The second step revolves around what to invest in. Once we decide where we want to invest, we focus in selecting securities, stocks or bonds or commodities. Our fundamental investment approach helps us in selecting securities based on valuation and growth criteria that we prefer. Our selection of stocks is driven by the long-term viability of a business model and our views on the earnings growth sustainability.
In the end, after we have selected stocks we like to invest for the long term, it is time for us to consider the timing when to enter the market. As part of our process, the timing of the purchase is no less important than the selection of stocks. We generally look at granular metrics like market momentum and how investors view a specific stock.
Our “alpha variance” process is defensive and designed to help limit losses rather than simply capture gains. We hope that our process will help capture most of the upside and avoid most of the downside.
Q: What is your investment process?
A : The first step is to build a global asset allocation. We have top-down considerations with macro analysis, sector analysis, thematic projections and then general risk management overlays that we utilize.

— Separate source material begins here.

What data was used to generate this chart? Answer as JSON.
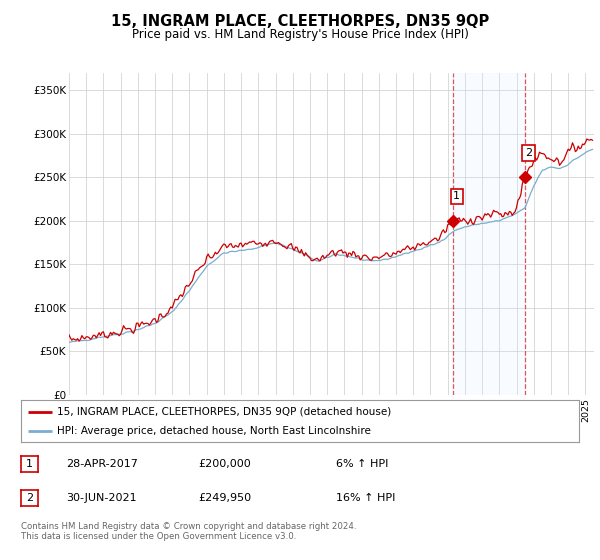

We do not want to have more than 25% in any one sector or asset class.
The second step to that is the bottom-up consideration. On the equity side, we focus on the strength of the balance sheet. Generally speaking, we search for companies that have a well-diversified business and multiple revenue streams, profit margins and exposure to emerging markets in Asia and Latin America.
Additionally, we prefer companies whose operating and net margins are leading the industry. At the same time we tend to avoid companies that are capturing market share or growing by dropping the price or margins. In our view, such a course of action could lead to the destruction of the business model.
On the fixed income side, we look at credit analysis, bond duration and apply standard analysis in selecting securities from companies that have the balance sheet to repay the debt.
We also look at correlation and how all these different investments in asset classes react to each other.
After we have selected the regions, sectors and stocks, we will apply appropriate weights to each sector and each holding.
We prefer stocks that have sustainable growth in earnings and revenues and our intention is to hold them for several years. Our defensive approach helps us not only in selecting companies but also deciding the timing of purchase based on our technical analysis.
Q: What drives your bullish approach?
A : We differentiate between long and short term. For example, in early November we were still bullish on equities and felt there was a fair amount of upside because we thought that markets had overpriced the risk of a global recession on a slowdown in China.
But on the same token, the technical factors that we are monitoring indicated that the market was heading to a pause and somewhat of a pullback. So, we did not commit additional capital through new assets coming in and remained overweight in cash.